Mit Jan Wagner aus Holundermond würde ich tatsächlich gerne einmal einen Tag verbringen. Wir besuchen die Kartause in Mauerbach, reisen durch das Gemälde in die Vergangenheit und ich lasse mir von ihm das Kloster im 18. Jahrhundert zeigen und erklären.

Welchen Rat gibst du jungen Schreiberlingen mit auf den Weg, die auch gern ein Buch schreiben würden?
Schreiben ist nicht immer romantisch und gerade an den Tagen, an denen es nicht so läuft, sollte man eins tun: Schreiben, schreiben, schreiben … gegen alle inneren Widerstände bis sie bröckeln. Niemals aufgeben und ganz viel Geduld mitbringen.

Abschließende Worte…
Hört niemals auf zu träumen! Das ist das Wichtigste.



[Juttas Cover-Wall]

 



[Ankas Geblubber zu Jutta Wilke]


Meine erste Begegnung mit Jutta?
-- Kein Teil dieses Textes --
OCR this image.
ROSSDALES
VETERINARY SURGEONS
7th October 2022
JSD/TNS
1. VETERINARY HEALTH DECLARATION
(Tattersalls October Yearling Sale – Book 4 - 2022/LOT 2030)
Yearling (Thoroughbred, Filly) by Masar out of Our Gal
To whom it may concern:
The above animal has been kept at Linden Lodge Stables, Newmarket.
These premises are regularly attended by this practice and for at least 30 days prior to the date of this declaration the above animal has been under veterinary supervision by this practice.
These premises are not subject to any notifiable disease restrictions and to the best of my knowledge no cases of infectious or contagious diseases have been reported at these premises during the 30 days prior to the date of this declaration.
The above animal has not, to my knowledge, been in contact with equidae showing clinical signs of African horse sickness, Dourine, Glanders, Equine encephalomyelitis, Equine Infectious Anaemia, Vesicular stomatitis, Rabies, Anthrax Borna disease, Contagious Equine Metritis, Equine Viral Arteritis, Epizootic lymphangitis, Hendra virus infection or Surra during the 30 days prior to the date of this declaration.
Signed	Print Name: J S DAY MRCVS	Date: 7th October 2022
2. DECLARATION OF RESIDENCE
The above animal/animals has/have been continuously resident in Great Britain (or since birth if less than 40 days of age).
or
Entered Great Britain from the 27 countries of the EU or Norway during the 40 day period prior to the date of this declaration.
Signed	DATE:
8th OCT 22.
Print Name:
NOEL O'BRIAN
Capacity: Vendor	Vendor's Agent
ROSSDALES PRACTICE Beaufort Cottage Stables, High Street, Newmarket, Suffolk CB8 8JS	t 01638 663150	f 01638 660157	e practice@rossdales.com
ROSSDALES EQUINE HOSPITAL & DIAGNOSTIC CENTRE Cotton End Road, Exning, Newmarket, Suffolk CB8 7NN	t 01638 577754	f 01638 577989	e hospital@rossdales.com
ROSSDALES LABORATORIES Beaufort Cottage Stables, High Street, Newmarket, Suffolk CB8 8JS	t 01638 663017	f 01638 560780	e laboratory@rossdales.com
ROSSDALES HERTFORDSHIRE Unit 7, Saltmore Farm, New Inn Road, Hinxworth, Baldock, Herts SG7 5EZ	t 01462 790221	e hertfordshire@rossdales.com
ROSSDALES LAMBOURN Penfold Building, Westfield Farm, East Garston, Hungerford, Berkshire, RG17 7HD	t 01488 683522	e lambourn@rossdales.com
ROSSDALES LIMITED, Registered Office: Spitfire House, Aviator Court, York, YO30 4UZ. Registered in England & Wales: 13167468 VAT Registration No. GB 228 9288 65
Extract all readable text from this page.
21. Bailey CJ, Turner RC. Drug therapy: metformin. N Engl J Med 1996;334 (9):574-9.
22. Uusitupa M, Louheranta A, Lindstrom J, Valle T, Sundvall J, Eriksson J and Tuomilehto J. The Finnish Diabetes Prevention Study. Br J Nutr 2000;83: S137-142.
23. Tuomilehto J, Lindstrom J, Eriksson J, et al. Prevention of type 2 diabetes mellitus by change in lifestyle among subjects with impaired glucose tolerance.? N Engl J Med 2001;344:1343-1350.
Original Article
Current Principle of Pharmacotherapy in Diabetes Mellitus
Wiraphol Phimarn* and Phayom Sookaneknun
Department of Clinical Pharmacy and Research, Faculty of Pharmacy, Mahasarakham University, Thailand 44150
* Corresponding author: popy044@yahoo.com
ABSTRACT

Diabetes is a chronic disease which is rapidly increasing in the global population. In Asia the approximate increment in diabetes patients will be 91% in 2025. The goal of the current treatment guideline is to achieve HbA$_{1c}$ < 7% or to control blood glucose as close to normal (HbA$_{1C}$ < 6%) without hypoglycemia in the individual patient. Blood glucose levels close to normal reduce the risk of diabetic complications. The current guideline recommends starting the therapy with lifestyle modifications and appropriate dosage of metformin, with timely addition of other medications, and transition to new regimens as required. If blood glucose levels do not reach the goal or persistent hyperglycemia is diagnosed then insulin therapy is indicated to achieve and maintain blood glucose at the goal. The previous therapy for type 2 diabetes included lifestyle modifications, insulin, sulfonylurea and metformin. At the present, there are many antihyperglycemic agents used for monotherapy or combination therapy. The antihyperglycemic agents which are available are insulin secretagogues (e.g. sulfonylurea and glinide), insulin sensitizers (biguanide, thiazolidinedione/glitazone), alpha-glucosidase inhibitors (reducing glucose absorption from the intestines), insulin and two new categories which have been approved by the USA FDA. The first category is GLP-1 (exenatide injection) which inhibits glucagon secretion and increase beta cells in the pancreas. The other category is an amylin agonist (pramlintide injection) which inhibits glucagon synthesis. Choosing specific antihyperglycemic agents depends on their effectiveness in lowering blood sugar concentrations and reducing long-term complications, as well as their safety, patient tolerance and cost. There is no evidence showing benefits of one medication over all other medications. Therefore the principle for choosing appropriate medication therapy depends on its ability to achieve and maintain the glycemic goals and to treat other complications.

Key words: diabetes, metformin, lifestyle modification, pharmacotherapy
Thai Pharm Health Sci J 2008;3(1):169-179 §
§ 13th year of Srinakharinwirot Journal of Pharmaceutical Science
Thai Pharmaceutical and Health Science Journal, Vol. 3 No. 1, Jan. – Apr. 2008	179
Ich weiß es noch, als wäre es gestern. 
Auf der Frankfurter Buchmesse 2011 war ich für ein paar Minütchen allein unterwegs und bin durch die Gänge geschlendert. Bei Coppenrath entdeckte ich dann ein bekanntes Gesicht. Jutta saß, bewaffnet mit einem Stift und ihren Autogrammkarten, an einem Tisch. "Die kennste doch von Holundermond", dachte ich mir, traute mich aber noch nicht sie anzusprechen. Zusammen mit Nica und Damaris fiel es mir dann doch leichter und schwups entstand ein super nettes Gespräch. Seitdem freue ich mich jedes Mal, wenn über Facebook oder per Mail ein netter Austausch zustande kommt.
Auf der nächsten Messe in Leipzig nahm ich mir dann mein erstes Buch von ihr mit."Wie ein Flügelschlag" hat mich berührt...


Nun bin ich schon ganz gespannt auf Juttas neuen Roman "Schwarz wie Schnee", der jetzt im September erscheint!

Liebe Jutta, vielen lieben Dank für deinen schönen Eintrag in mein Autoren-Poesiealbum! Ich freue mich auf unser nächstes Wiedersehen und wünsche dir ganz viel Erfolg mit "Schwarz wie Schnee"!